"Look here, Michael," he said, "you're vexed with me. Now, there's nothing to be vexed at. You know quite well you were leaving out lots of notes from those jolly fat chords, and that you weren't playing cleanly. Now I'm taking you seriously, and I won't have from you anything but the best you can do. You're not doing your best when you don't even play what is written. You can't begin to work at this till you do that."Michael had a moment's severe tussle with his temper. He felt vexed and disappointed that Hermann should have sent him back like a schoolboy with his exercise torn over. Not immediately did he confess to himself that he was completely in the wrong.
"I'm doing the best I can," he said. "It's rather discouraging."He moved his big shoulders slightly, as if to indicate that Hermann's hand was not wanted there. Hermann kept it there.
"It might be discouraging," he said, "if you were doing your best."Michael's ill-temper oozed from him.
"I'm wrong," he said, turning round with the smile that made his ugly face so pleasant. "And I'm sorry both that I have been slack and that I've been sulky. Will that do?"Falbe laughed.
"Very well indeed," he said. "Now for 'Good King Wenceslas.'
Wasn't it--"
"Yes; I got awfully interested over it, Hermann.
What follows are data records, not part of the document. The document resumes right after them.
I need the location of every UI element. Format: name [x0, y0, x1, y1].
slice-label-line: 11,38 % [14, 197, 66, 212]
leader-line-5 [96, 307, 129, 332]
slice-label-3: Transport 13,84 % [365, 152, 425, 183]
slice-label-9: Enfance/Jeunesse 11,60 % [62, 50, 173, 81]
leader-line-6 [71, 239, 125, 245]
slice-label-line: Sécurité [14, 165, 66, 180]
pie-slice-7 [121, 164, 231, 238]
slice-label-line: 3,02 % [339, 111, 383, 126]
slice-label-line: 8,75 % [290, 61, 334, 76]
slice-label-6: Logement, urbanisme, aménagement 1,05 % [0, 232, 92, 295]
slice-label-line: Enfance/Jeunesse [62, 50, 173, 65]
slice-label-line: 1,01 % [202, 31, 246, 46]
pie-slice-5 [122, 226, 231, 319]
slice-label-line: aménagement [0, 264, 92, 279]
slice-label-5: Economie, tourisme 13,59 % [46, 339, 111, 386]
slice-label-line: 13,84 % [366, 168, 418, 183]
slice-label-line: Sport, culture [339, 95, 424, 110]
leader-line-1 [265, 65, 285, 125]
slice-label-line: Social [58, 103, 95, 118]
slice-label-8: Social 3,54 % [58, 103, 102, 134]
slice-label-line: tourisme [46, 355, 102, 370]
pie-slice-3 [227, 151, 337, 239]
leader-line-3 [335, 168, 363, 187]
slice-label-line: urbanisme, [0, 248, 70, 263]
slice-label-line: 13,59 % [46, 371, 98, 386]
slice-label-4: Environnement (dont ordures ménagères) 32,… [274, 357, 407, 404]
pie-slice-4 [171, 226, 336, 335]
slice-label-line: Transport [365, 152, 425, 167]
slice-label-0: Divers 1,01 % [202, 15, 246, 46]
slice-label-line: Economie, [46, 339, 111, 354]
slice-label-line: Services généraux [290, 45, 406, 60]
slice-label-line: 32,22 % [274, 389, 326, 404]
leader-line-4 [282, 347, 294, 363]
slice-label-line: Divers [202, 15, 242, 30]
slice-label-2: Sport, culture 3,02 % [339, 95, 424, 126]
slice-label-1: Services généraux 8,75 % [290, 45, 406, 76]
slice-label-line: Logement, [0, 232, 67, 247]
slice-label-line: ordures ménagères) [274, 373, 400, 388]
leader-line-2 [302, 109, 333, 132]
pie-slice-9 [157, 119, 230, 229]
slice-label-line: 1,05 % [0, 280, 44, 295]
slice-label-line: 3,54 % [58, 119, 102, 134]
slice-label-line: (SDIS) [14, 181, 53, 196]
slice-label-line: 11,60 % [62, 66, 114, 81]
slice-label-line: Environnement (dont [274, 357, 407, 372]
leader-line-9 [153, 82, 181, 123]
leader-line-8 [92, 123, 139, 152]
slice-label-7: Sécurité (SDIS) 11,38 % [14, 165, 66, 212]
I thought I would try and work it up into a few variations.""Let's hear," said Falbe.
This was a vastly different affair. Michael had shown both ingenuity and a great sense of harmonic beauty in the arrangement of the very simple little tune that Falbe had made him exercise his ear over, and the half-dozen variations that followed showed a wonderfully mature handling. The air which he dealt with haunted them as a sort of unseen presence. It moved in a tiny gavotte, or looked on at a minuet measure; it wailed, yet without being positively heard, in a little dirge of itself; it broadened into a march, it shouted in a bravura of rapid octaves, and finally asserted itself, heard once more, over a great scale base of bells.
Falbe, as was his habit when interested, sat absolutely still, but receptive and alert, instead of jerking and fidgeting as he had done over Michael's fiasco in the Chopin prelude, and at the end he jumped up with a certain excitement.
"Do you know what you've done?" he said. "You've done something that's really good. Faults? Yes, millions; but there's a first-rate imagination at the bottom of it. How did it happen?"Michael flushed with pleasure.
"Oh, they sang themselves," he said, "and I learned them. But will it really do? Is there anything in it?""Yes, old boy, there's King Wenceslas in it, and you've dressed him up well. Play that last one again."The last one was taxing to the fingers, but Michael's big hands banged out the octave scale in the bass with wonderful ease, and Falbe gave a great guffaw of pleasure at the rollicking conclusion.
"Write them all down," he said, "and try if you can hear it singing half a dozen more. If you can, write them down also, and give me leave to play the lot at my concert in January."Michael gasped.
"You don't mean that?" he said.
"Certainly I do. It's a fine bit of stuff."It was with these variations, now on the point of completion that Michael meant to spend his solitary and rapturous evening. The spirits of the air--whatever those melodious sprites may be--had for the last month made themselves very audible to him, and the half-dozen further variations that Hermann had demanded had rung all day in his head. Now, as they neared completion, he found that they ceased their singing; their work of dictation was done; he had to this extent expressed himself, and they haunted him no longer.
At present he had but jotted down the skeleton of bars that could be filled in afterwards, and it gave him enormous pleasure to see the roles reversed and himself out of his own brain, setting Falbe his task.
But he felt much more than this. He had done something. Michael, the dumb, awkward Michael, was somehow revealed on those eight pages of music. All his twenty-five years he had stood wistfully inarticulate, unable, so it had seemed to him, to show himself, to let himself out. And not till now, when he had found this means of access, did he know how passionately he had desired it, nor how immensely, in the process of so doing, his desire had grown. He must find out more ways, other channels of projecting himself. The need for that, as of a diver throwing himself into the empty air and the laughing waters below him, suddenly took hold of him.
He took a clean sheet of music paper, into which he placed his pages, and with a pleasurable sense of pomp wrote in the centre of it:
VARIATIONS ON AN AIR.
By Michael Comber.
He paused a moment, then took up his pen again.
"Dedicated to Sylvia Falbe," he wrote at the top.